Nomad bikers, Den Laurey and Lance Kaner, have just been liberated from custody while being transported to federal prison, U.S. marshals' lie dead on an LA freeway and the manhunt for the two brutal killers is on.
The U.S. Marshal's Service has one man that can do the job, Tim Rackley, whose special investigative style and willingness to use all means at his disposal, are called in by the Marshal's Service with the complicity of the Mayor of Los Angeles. His mission: get Laury and Kaner into custody--or kill them. Either is okay. Do it and do it now.
The hunt for the two biker nomads, members of a deadly group known as the Laughing Sinners, takes you through the seedy underbelly of the outlaw biker world. Harleys roar, dust and bullets fly as Rackley and his team, peel away the defenses of the Sinners and take the club's most notorious members down one at a time.
Dray Rackley, Tim's wife, and LA County Sheriff's deputy, is enmeshed into the hunt when she performs what she thinks is a routine stop of a biker along a desolate highway. Wrong. She's stopped Laurey, and is soon surrounded by Kaner and three other Sinner nomads; the resulting assault puts Dray in the hospital where her life hangs in the balance.
As the investigation widens, and the stakes get higher, Rackley and the team uncover the real motivation for Laurey's liberation. The Sinners have made a pact with a group of Afghan extremists to smuggle millions in high-potency heroin to finance their future operations and nefarious activities sure to be trouble in America's future.

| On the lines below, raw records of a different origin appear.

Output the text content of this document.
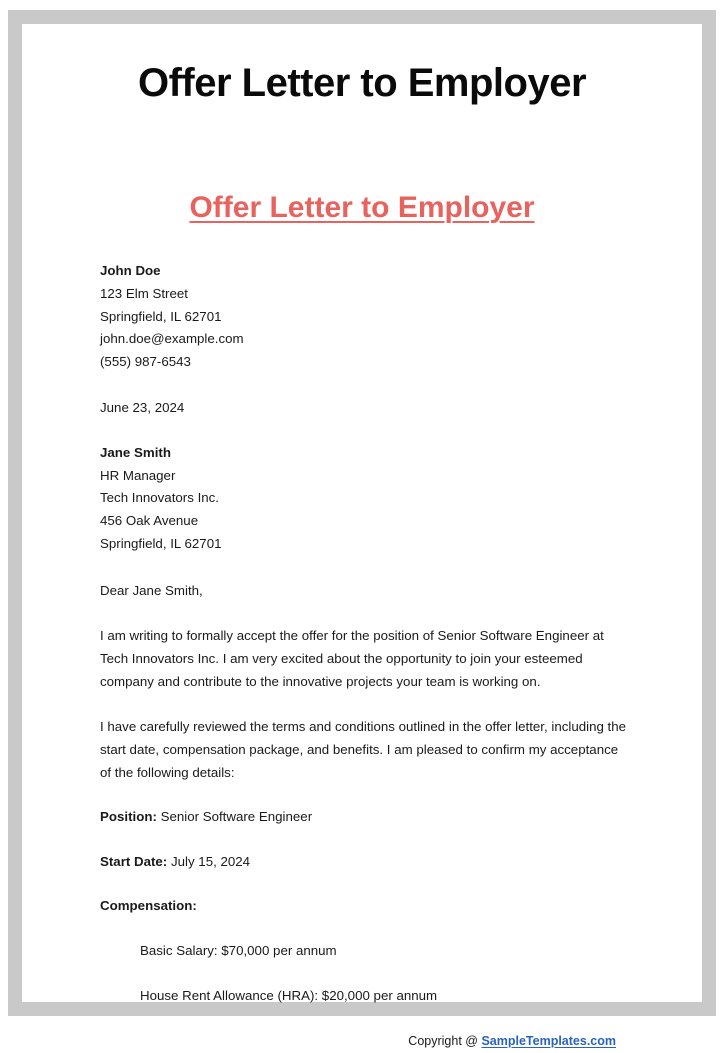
Offer Letter to Employer
Offer Letter to Employer

John Doe

123 Elm Street

Springfield, IL 62701

john.doe@example.com

(555) 987-6543

June 23, 2024

Jane Smith

HR Manager

Tech Innovators Inc.

456 Oak Avenue

Springfield, IL 62701

Dear Jane Smith,

I am writing to formally accept the offer for the position of Senior Software Engineer at Tech Innovators Inc. I am very excited about the opportunity to join your esteemed company and contribute to the innovative projects your team is working on.

I have carefully reviewed the terms and conditions outlined in the offer letter, including the start date, compensation package, and benefits. I am pleased to confirm my acceptance of the following details:

Position: Senior Software Engineer

Start Date: July 15, 2024

Compensation:

Basic Salary: $70,000 per annum

House Rent Allowance (HRA): $20,000 per annum

Copyright @ SampleTemplates.com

As with any good crime thriller there is a well-played inter-service rivalry between the Marshal's Service and the FBI. The FBI, as is typical, takes the brunt of the abuse in the initial chapters, but finally sees the errors of working the big picture instead of working the finer elements of the investigation.
Troubleshooter is a great thriller. Plenty of guns, raids, dogs and drugs. You won't be disappointed.